A much-praised environmental education grants scheme that has helped thousands of schools to improve their grounds over the past decade has been axed by English Nature, the national environmental agency.

The ending of the scheme, and the Countryside Commission’s simultaneous dropping of its formal commitment to education, revealed last week at the launch of the commission’s new countryside strategy, have been criticised by environmental education bodies working directly with schools.

“At a time when environmental education seemed to be supported as never before, we view these developments with great concern,” said Libby Grundy, assistant director of the Council for Environmental Education.

The English Nature scheme gave schools pump-priming grants of up to Pounds 500 to enable them to improve their grounds, and to develop nature and wildlife areas and outdoor classrooms. In its last year, the scheme had a budget of Pounds 100,000; since it began in 1985, 5,000 schools have benefited.

The scheme has apparently been dropped because of a reduction in English Nature’s government grant. “Very difficult decisions had to be made,” Charlie Rugeroni, senior grants officer, said this week. “The scheme was close to many people’s hearts, and discussions have been intense.”

Similar debates have taken place recently within the Countryside Commission, where education has often been seen as a political hot potato as well as a heavy consumer of resources.

“It’s the dreaded E word; it’s seen as a real black hole,” one insider said. “There’s a lack of political will and support for it at senior management level.”

For the past three years, the commission has been looking at how it can best meet the information needs of children and young people in relation to countryside issues.
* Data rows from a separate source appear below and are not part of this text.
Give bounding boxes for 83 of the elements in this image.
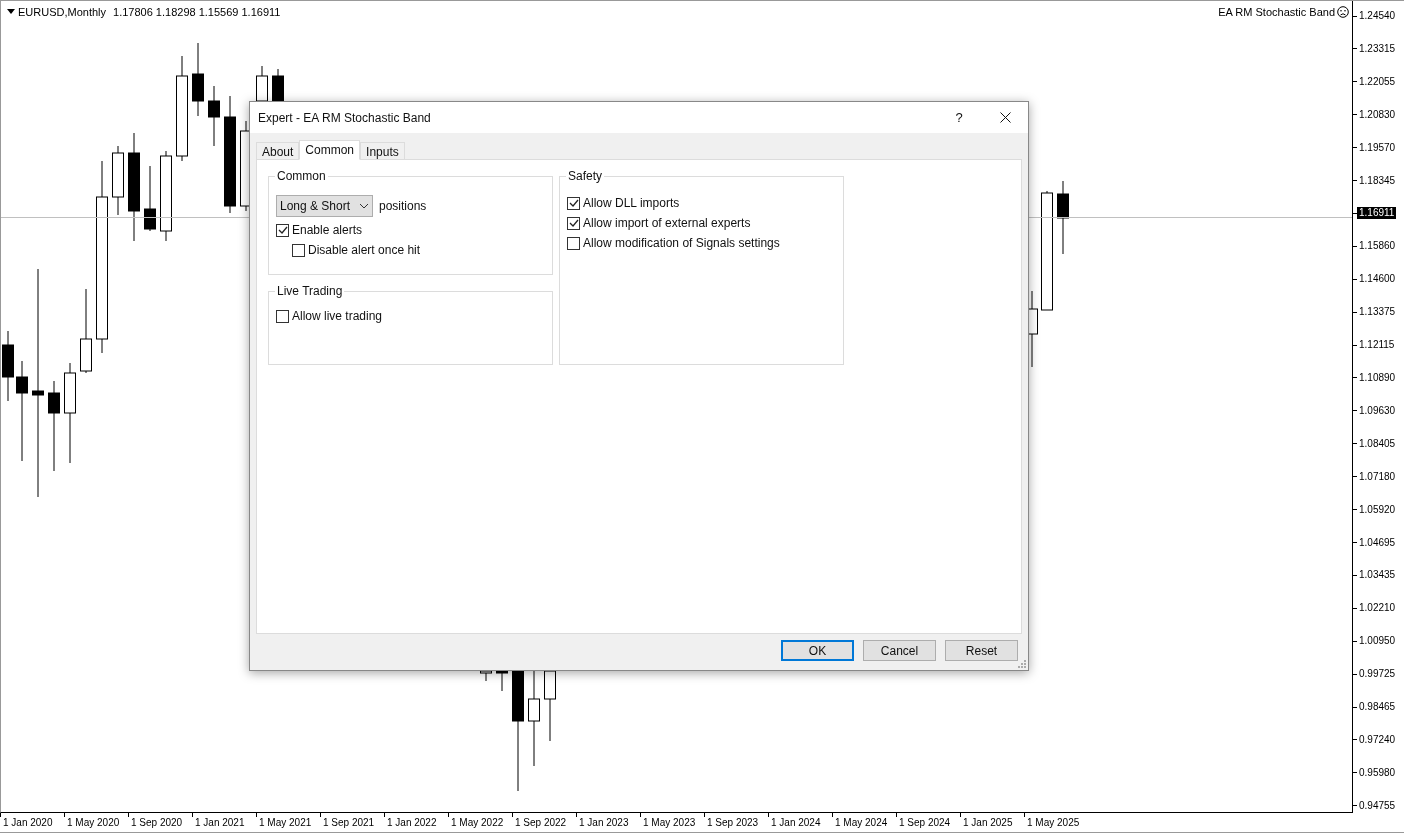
group-title: Safety (566, 168, 605, 184)
candle (112, 145, 124, 216)
checkbox-label[interactable]: Allow DLL imports (583, 194, 680, 212)
checkbox[interactable] (292, 243, 305, 257)
candle (144, 165, 156, 232)
date-label: 1 May 2021 (259, 817, 313, 829)
price-label: 1.14600 (1358, 273, 1396, 286)
price-label: 1.03435 (1358, 569, 1396, 582)
checkbox-label[interactable]: Disable alert once hit (308, 241, 421, 259)
date-label: 1 Sep 2021 (323, 817, 376, 829)
group-title: Live Trading (275, 283, 345, 299)
expert-name: EA RM Stochastic Band (1218, 5, 1335, 19)
price-label: 0.97240 (1358, 733, 1396, 746)
date-label: 1 May 2024 (835, 817, 889, 829)
symbol-label: EURUSD,Monthly (18, 5, 107, 19)
checkbox[interactable] (276, 309, 289, 323)
candle (272, 68, 284, 102)
date-label: 1 Jan 2024 (771, 817, 822, 829)
checkbox[interactable] (567, 216, 580, 230)
date-label: 1 May 2025 (1027, 817, 1081, 829)
date-label: 1 Jan 2020 (3, 817, 54, 829)
price-label: 1.08405 (1358, 437, 1396, 450)
price-label: 1.19570 (1358, 141, 1396, 154)
dialog-button[interactable]: OK (781, 640, 854, 661)
price-label: 0.99725 (1358, 668, 1396, 681)
price-label: 0.95980 (1358, 766, 1396, 779)
checkbox[interactable] (567, 236, 580, 250)
price-label: 1.24540 (1358, 10, 1396, 22)
ohlc-values: 1.17806 1.18298 1.15569 1.16911 (113, 5, 281, 19)
resize-grip-icon (1018, 660, 1026, 668)
price-label: 1.20830 (1358, 108, 1396, 121)
price-label: 1.02210 (1358, 602, 1396, 615)
checkbox[interactable] (276, 223, 289, 237)
checkbox[interactable] (567, 196, 580, 210)
price-label: 1.18345 (1358, 174, 1396, 187)
tab[interactable]: Common (299, 140, 361, 160)
positions-label: positions (379, 198, 427, 215)
close-icon (999, 112, 1011, 123)
checkbox-label[interactable]: Allow import of external experts (583, 214, 751, 232)
date-label: 1 Jan 2022 (387, 817, 438, 829)
date-label: 1 Sep 2020 (131, 817, 184, 829)
price-label: 1.13375 (1358, 306, 1396, 319)
price-label: 1.12115 (1358, 339, 1395, 352)
checkmark-icon (277, 225, 288, 235)
checkbox-label[interactable]: Allow modification of Signals settings (583, 234, 780, 252)
price-label: 0.94755 (1358, 799, 1396, 812)
price-label: 1.07180 (1358, 470, 1396, 483)
chevron-down-icon (359, 203, 369, 209)
date-label: 1 Sep 2023 (707, 817, 760, 829)
checkmark-icon (568, 218, 579, 228)
dialog-button[interactable]: Reset (945, 640, 1018, 661)
price-label: 1.15860 (1358, 240, 1396, 253)
checkbox-label[interactable]: Enable alerts (292, 221, 363, 239)
price-label: 1.23315 (1358, 42, 1396, 55)
tab[interactable]: Inputs (360, 142, 405, 160)
date-label: 1 Jan 2021 (195, 817, 246, 829)
price-label: 1.22055 (1358, 75, 1396, 88)
date-label: 1 May 2020 (67, 817, 121, 829)
checkmark-icon (568, 198, 579, 208)
window-title: Expert - EA RM Stochastic Band (258, 109, 432, 127)
help-button[interactable]: ? (936, 102, 982, 133)
date-label: 1 May 2023 (643, 817, 697, 829)
sad-face-icon (1337, 6, 1349, 18)
price-label: 1.10890 (1358, 371, 1396, 384)
date-label: 1 Jan 2023 (579, 817, 630, 829)
candle (480, 668, 492, 682)
candle (496, 668, 508, 692)
date-label: 1 May 2022 (451, 817, 505, 829)
dialog-button[interactable]: Cancel (863, 640, 936, 661)
price-label: 1.09630 (1358, 404, 1396, 417)
date-label: 1 Sep 2024 (899, 817, 952, 829)
current-price-label: 1.16911 (1357, 207, 1397, 220)
price-label: 0.98465 (1358, 701, 1396, 714)
positions-select[interactable]: Long & Short (276, 195, 373, 217)
tab[interactable]: About (256, 142, 300, 160)
dropdown-icon[interactable] (7, 9, 15, 15)
date-label: 1 Jan 2025 (963, 817, 1014, 829)
price-label: 1.05920 (1358, 503, 1396, 516)
candle (208, 85, 220, 147)
checkbox-label[interactable]: Allow live trading (292, 307, 383, 325)
date-label: 1 Sep 2022 (515, 817, 568, 829)
price-label: 1.00950 (1358, 635, 1396, 648)
price-label: 1.04695 (1358, 536, 1396, 549)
But with no policy officer now having responsibility for developing education, this work will be severely curtailed.

Again, reductions in government grant are being cited as a major factor. At last week’s launch in London of A Living Countryside, the commission’s strategy document for the next ten years, chairman Richard Simmonds said: “We only have limited resources, and we don’t want to do just a little education badly. ”

But critics of the drastic scaling down of the commission’s education work believe even a minimal amount of support can still have a significant effect.

“It’s ridiculous; I don’t see how you can persuade seven million children of the need for a living countryside unless there’s a proper education element, ” said Bill Lucas, director of Learning through Landscapes.

The cuts by the two agencies are seen as a retrograde step in the context of initiatives launched by the Department of the Environment and the Department for Education and Employment at a joint conference in February last year, when the two departments collaborated publicly on environmental education for the first time.

The initiatives included a code of practice to improve the quality of environmental education materials; proposals for a national database of materials, sites and practitioners; and guidelines to good practice, now out for consultation from the School Curriculum and Assessment Authority.

“Now we’re no better off than we were at the beginning of last year,” Libby Grundy said. “Environmental education is losing that vital underpinning that it needs from all the players involved.”